The king was furious and sent his army to destroy all who had been invited. Then he told his servants, "My people were unworthy of my gift. Go and find others to fill my house."
So the servants went out into the highways and byways and invited all they came to regardless of their status. And they came with joy and delight that they should be included in so grand an occasion.

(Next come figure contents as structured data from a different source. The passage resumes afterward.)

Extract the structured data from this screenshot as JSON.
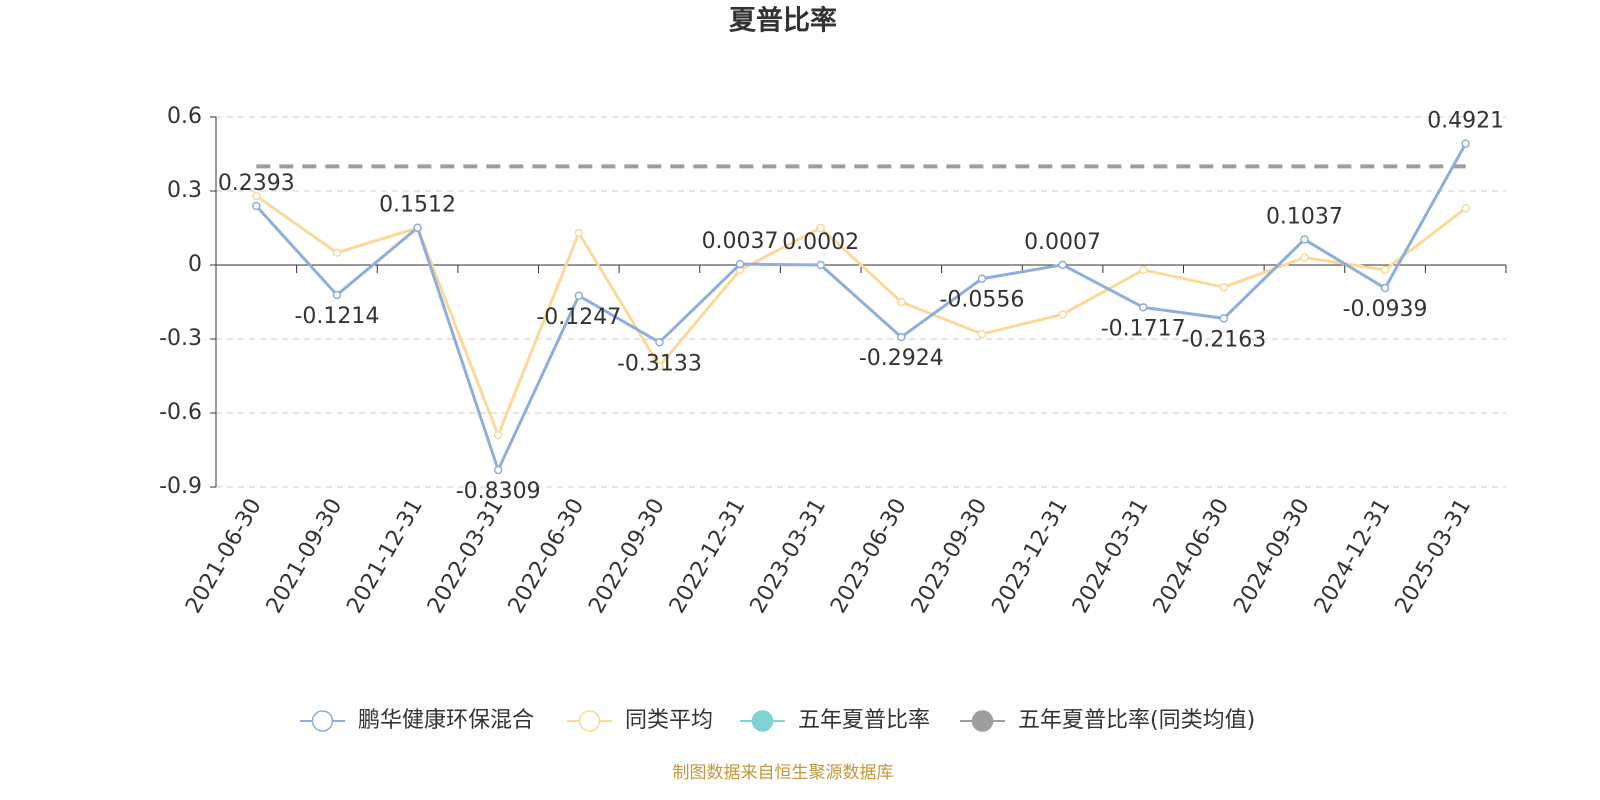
{
  "chart_data": {
    "type": "line",
    "title": "夏普比率",
    "categories": [
      "2021-06-30",
      "2021-09-30",
      "2021-12-31",
      "2022-03-31",
      "2022-06-30",
      "2022-09-30",
      "2022-12-31",
      "2023-03-31",
      "2023-06-30",
      "2023-09-30",
      "2023-12-31",
      "2024-03-31",
      "2024-06-30",
      "2024-09-30",
      "2024-12-31",
      "2025-03-31"
    ],
    "series": [
      {
        "name": "鹏华健康环保混合",
        "color": "#8eaedb",
        "values": [
          0.2393,
          -0.1214,
          0.1512,
          -0.8309,
          -0.1247,
          -0.3133,
          0.0037,
          0.0002,
          -0.2924,
          -0.0556,
          0.0007,
          -0.1717,
          -0.2163,
          0.1037,
          -0.0939,
          0.4921
        ],
        "data_labels": true
      },
      {
        "name": "同类平均",
        "color": "#fbd99a",
        "values": [
          0.28,
          0.05,
          0.15,
          -0.69,
          0.13,
          -0.41,
          -0.02,
          0.15,
          -0.15,
          -0.28,
          -0.2,
          -0.02,
          -0.09,
          0.03,
          -0.02,
          0.23
        ]
      }
    ],
    "reference_lines": [
      {
        "name": "五年夏普比率",
        "color": "#7fd3d3",
        "value": null
      },
      {
        "name": "五年夏普比率(同类均值)",
        "color": "#9e9e9e",
        "value": 0.4
      }
    ],
    "ylim": [
      -0.9,
      0.6
    ],
    "yticks": [
      0.6,
      0.3,
      0,
      -0.3,
      -0.6,
      -0.9
    ],
    "grid": true,
    "legend": "bottom",
    "source": "制图数据来自恒生聚源数据库"
  }
}
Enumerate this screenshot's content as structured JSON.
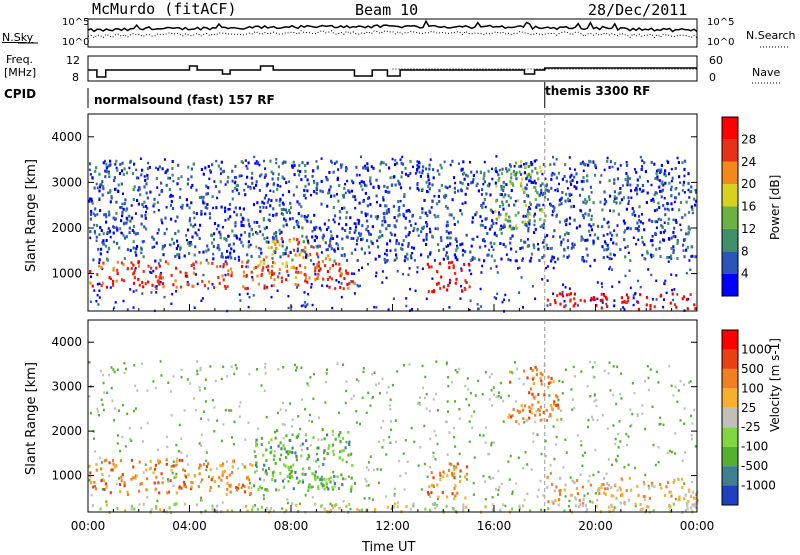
{
  "header": {
    "station": "McMurdo (fitACF)",
    "beam": "Beam 10",
    "date": "28/Dec/2011"
  },
  "noise_panel": {
    "left_label": "N.Sky",
    "right_label": "N.Search",
    "ticks": [
      "10^5",
      "10^0"
    ]
  },
  "freq_panel": {
    "left_label_1": "Freq.",
    "left_label_2": "[MHz]",
    "right_label": "Nave",
    "left_ticks": [
      "12",
      "8"
    ],
    "right_ticks": [
      "60",
      "0"
    ]
  },
  "cpid": {
    "label": "CPID",
    "mode_1": "normalsound (fast) 157 RF",
    "mode_2": "themis 3300 RF"
  },
  "x_axis": {
    "title": "Time UT",
    "ticks": [
      "00:00",
      "04:00",
      "08:00",
      "12:00",
      "16:00",
      "20:00",
      "00:00"
    ]
  },
  "chart_data": [
    {
      "type": "heatmap",
      "panel": "power",
      "ylabel": "Slant Range [km]",
      "ylim": [
        180,
        4500
      ],
      "yticks": [
        1000,
        2000,
        3000,
        4000
      ],
      "xlim_hours": [
        0,
        24
      ],
      "colorbar_label": "Power [dB]",
      "colorbar_ticks": [
        "28",
        "24",
        "20",
        "16",
        "12",
        "8",
        "4"
      ],
      "colors": [
        "#0000ff",
        "#2b55b8",
        "#3f8f6a",
        "#6bb143",
        "#d7d21f",
        "#f08a1a",
        "#e83218",
        "#ff0000"
      ],
      "regions": [
        {
          "t0": 0.0,
          "t1": 10.5,
          "r0": 700,
          "r1": 1300,
          "level": 6
        },
        {
          "t0": 6.5,
          "t1": 9.5,
          "r0": 900,
          "r1": 1800,
          "level": 5
        },
        {
          "t0": 13.3,
          "t1": 15.0,
          "r0": 600,
          "r1": 1300,
          "level": 7
        },
        {
          "t0": 18.0,
          "t1": 24.0,
          "r0": 250,
          "r1": 600,
          "level": 7
        },
        {
          "t0": 16.0,
          "t1": 18.0,
          "r0": 2000,
          "r1": 3500,
          "level": 3
        },
        {
          "t0": 0.0,
          "t1": 24.0,
          "r0": 1300,
          "r1": 3500,
          "level": 1
        }
      ]
    },
    {
      "type": "heatmap",
      "panel": "velocity",
      "ylabel": "Slant Range [km]",
      "ylim": [
        180,
        4500
      ],
      "yticks": [
        1000,
        2000,
        3000,
        4000
      ],
      "xlim_hours": [
        0,
        24
      ],
      "colorbar_label": "Velocity [m s-1]",
      "colorbar_ticks": [
        "1000",
        "500",
        "100",
        "25",
        "-25",
        "-100",
        "-500",
        "-1000"
      ],
      "colors": [
        "#2040c0",
        "#3f7f90",
        "#55b030",
        "#80d840",
        "#c0c0b8",
        "#f5b030",
        "#f08020",
        "#e84010",
        "#ff0000"
      ],
      "regions": [
        {
          "t0": 0.0,
          "t1": 6.5,
          "r0": 600,
          "r1": 1400,
          "level": 6
        },
        {
          "t0": 6.5,
          "t1": 10.5,
          "r0": 700,
          "r1": 2100,
          "level": 2
        },
        {
          "t0": 13.3,
          "t1": 15.0,
          "r0": 500,
          "r1": 1300,
          "level": 6
        },
        {
          "t0": 16.5,
          "t1": 18.5,
          "r0": 2200,
          "r1": 3500,
          "level": 6
        },
        {
          "t0": 18.0,
          "t1": 24.0,
          "r0": 400,
          "r1": 1000,
          "level": 5
        },
        {
          "t0": 0.0,
          "t1": 24.0,
          "r0": 200,
          "r1": 400,
          "level": 4
        }
      ]
    }
  ]
}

But at the wedding, when the king came in to see his guests, he saw a man in his work clothes. The king asked him why he would come to a royal wedding without cleaning himself up and putting on his best. The man was speechless. So the king called the guards and had the man thrown out into the black night, banished forever from his kingdom.
It would be a great honor to be invited to a royal wedding, and no one would expect to be allowed entrance if he or she were disheveled, ungroomed or in dirty work clothes. (Though it is not for us to determine if someone else is unworthy—only the King can do that.)
We have been invited to a marriage feast unlike any that has ever been given—the marriage of the Lamb to His Bride, the Church. We are not worthy of such an invitation nor is there anything we can do to earn it, but we cannot attend unless we are wearing the garments of a "new man" in Christ. There are new attitudes to wear, dirty sins to discard and protocols of the royal household to learn.
Although God's invitation is a gift, our acceptance means we must put on the "wedding garments" suitable for the marriage of the Son of the King or the invitation will be revoked! God's Word spells out just what those "wedding garments" are. We must find out what we must do and be there!
(Matthew 22:1-14, based on a sermon by Carl Dailey. See "Tribute".)